A limitation of this study was that we evaluated only thermal and not mechanical hypersensitivity as we found it very difficult to consistently measure a mechanical response in the neonates. Although both mechanical and thermal nociception are present in P1 rats, the sensitivity to the pain stimulus differs with age. Evaluation of thermal hypersensitivity using hot plate in P5 rats found that rat pups exhibited increased thermal but not mechanical hypersensitivity compared to adults (Hu et al. 1997). Mechanical hypersensitivity testing (von Frey monofilament) was not performed because during a pilot study von Frey monofilament testing was impractical and inconsistent. A hot water tail withdrawal assay showed that the thermal nociceptive threshold in neonatal rats is significantly lower than that of the adult rat until P12 and increased thermal hypersensitivity is observed up to P15 (Falcon et al. 1996). We also were not able to evaluate the pharmacokinetics of the plasma concentration of buprenorphine or lidocaine in the pups. Another limitation is that in this study, we did not combine both buprenorphine and lidocaine or administer lidocaine before making the incision to evaluate multimodal and pre-emptive analgesia which could also provide a longer duration and more complete analgesic regime for neonates. We did not evaluate fentanyl as a control group as we were seeking to evaluate a long-acting analgesic option for rodent neonates.

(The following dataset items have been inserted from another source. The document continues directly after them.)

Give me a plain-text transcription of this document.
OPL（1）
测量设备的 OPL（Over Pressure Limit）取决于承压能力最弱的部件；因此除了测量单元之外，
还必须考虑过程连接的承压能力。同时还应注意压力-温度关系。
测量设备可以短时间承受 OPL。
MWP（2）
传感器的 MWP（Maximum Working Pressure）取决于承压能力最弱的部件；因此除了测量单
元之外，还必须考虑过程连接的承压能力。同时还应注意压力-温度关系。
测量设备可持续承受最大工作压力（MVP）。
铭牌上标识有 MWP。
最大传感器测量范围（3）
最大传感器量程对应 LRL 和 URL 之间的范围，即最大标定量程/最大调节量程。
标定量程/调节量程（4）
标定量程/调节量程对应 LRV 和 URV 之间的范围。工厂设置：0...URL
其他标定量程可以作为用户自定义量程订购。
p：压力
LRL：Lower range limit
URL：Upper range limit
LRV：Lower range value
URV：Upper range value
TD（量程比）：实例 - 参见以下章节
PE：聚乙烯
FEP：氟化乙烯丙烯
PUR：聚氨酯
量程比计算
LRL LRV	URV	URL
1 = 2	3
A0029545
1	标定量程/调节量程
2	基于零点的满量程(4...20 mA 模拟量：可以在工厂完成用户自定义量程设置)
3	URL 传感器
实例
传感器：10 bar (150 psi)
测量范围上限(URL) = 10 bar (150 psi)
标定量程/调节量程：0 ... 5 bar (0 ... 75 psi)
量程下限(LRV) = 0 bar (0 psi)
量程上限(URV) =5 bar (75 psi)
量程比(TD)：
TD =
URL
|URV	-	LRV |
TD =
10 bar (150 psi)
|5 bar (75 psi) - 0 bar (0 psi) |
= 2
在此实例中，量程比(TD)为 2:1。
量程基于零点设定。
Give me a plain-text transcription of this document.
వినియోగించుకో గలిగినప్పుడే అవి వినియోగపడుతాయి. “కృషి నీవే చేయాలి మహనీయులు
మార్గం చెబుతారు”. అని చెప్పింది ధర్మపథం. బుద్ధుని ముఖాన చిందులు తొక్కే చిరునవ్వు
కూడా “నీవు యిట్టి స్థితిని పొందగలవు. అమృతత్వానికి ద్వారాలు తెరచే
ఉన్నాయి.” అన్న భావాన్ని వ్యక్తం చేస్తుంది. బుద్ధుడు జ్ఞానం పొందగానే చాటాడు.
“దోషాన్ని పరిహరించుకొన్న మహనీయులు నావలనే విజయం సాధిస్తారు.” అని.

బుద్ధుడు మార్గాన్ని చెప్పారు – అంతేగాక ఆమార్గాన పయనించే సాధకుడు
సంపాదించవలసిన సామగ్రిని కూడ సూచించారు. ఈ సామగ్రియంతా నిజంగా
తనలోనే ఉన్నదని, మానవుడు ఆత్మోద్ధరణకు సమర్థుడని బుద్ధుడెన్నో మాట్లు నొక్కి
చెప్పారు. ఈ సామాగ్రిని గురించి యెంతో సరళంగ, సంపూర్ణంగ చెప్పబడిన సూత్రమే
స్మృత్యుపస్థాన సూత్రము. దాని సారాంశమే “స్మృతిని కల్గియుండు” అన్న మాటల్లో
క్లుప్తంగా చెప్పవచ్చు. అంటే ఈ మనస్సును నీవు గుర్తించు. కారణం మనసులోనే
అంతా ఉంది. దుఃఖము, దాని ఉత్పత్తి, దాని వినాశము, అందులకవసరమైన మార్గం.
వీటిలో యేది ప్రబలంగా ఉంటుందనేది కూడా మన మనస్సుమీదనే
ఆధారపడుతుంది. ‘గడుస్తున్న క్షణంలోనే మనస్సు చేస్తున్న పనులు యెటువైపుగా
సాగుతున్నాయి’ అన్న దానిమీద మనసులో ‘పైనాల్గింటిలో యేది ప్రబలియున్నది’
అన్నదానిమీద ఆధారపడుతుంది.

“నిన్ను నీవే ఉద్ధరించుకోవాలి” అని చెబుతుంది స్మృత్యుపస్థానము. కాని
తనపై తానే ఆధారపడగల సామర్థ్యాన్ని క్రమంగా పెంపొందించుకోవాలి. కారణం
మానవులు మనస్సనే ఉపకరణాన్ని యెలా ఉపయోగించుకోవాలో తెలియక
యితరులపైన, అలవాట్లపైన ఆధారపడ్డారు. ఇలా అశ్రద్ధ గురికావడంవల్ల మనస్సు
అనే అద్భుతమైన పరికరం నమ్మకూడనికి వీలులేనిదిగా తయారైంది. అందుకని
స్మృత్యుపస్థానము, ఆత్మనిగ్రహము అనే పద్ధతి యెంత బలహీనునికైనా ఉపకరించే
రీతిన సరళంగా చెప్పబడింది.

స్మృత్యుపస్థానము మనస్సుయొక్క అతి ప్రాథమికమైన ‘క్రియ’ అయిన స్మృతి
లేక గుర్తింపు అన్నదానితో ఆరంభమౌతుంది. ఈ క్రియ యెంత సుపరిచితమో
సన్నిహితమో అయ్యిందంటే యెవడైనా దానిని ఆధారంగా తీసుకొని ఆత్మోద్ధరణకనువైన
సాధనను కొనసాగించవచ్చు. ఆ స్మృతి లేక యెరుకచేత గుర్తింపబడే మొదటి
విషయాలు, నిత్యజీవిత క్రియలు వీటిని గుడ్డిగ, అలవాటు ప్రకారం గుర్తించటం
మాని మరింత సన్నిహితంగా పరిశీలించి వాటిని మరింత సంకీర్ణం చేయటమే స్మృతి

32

Buprenorphine is a moderate opioid analgesic which may not fully attenuate thermal nociception in more invasive surgical models that involve more extensive tissue manipulation or visceral pain when compared to full m opioid agonists such as morphine (Gades et al. 2000; Bethesda 2012). A study of multimodal analgesics in neonatal rat pups is still needed. An additional limitation of the study was that long-term welfare assessments were not performed post-surgery to evaluate the long-term effects of providing a lack of analgesia.

 

In summary, we found that a single dose of either BupL (0.025 mg/kg, SC) or BupH (0.05 mg/kg, SC) was effective at attenuating post-operative thermal hypersensitivity in 3-day old rat pups for 4 hours. LidL (2 mg/kg) effectively attenuated thermal hypersensitivity for 1 hr in 3-day old rat pups. When choosing an analgesic for surgical procedures in neonatal rodents, factors to consider include the duration and severity of pain that is expected.  Future studies should continue to evaluate the effectiveness of analgesics, including multimodal analgesics, in neonatal rodents using a model which causes sustained thermal hypersensitivity.


 

Acknowledgements

We are grateful to the assistance of Ms Janis Atuk-Jones in formatting and reviewing the manuscript. This study was supported by the Department of Comparative Medicine at Stanford University.

 

 

Conflict of interest

The authors declared no potential conflict of interest.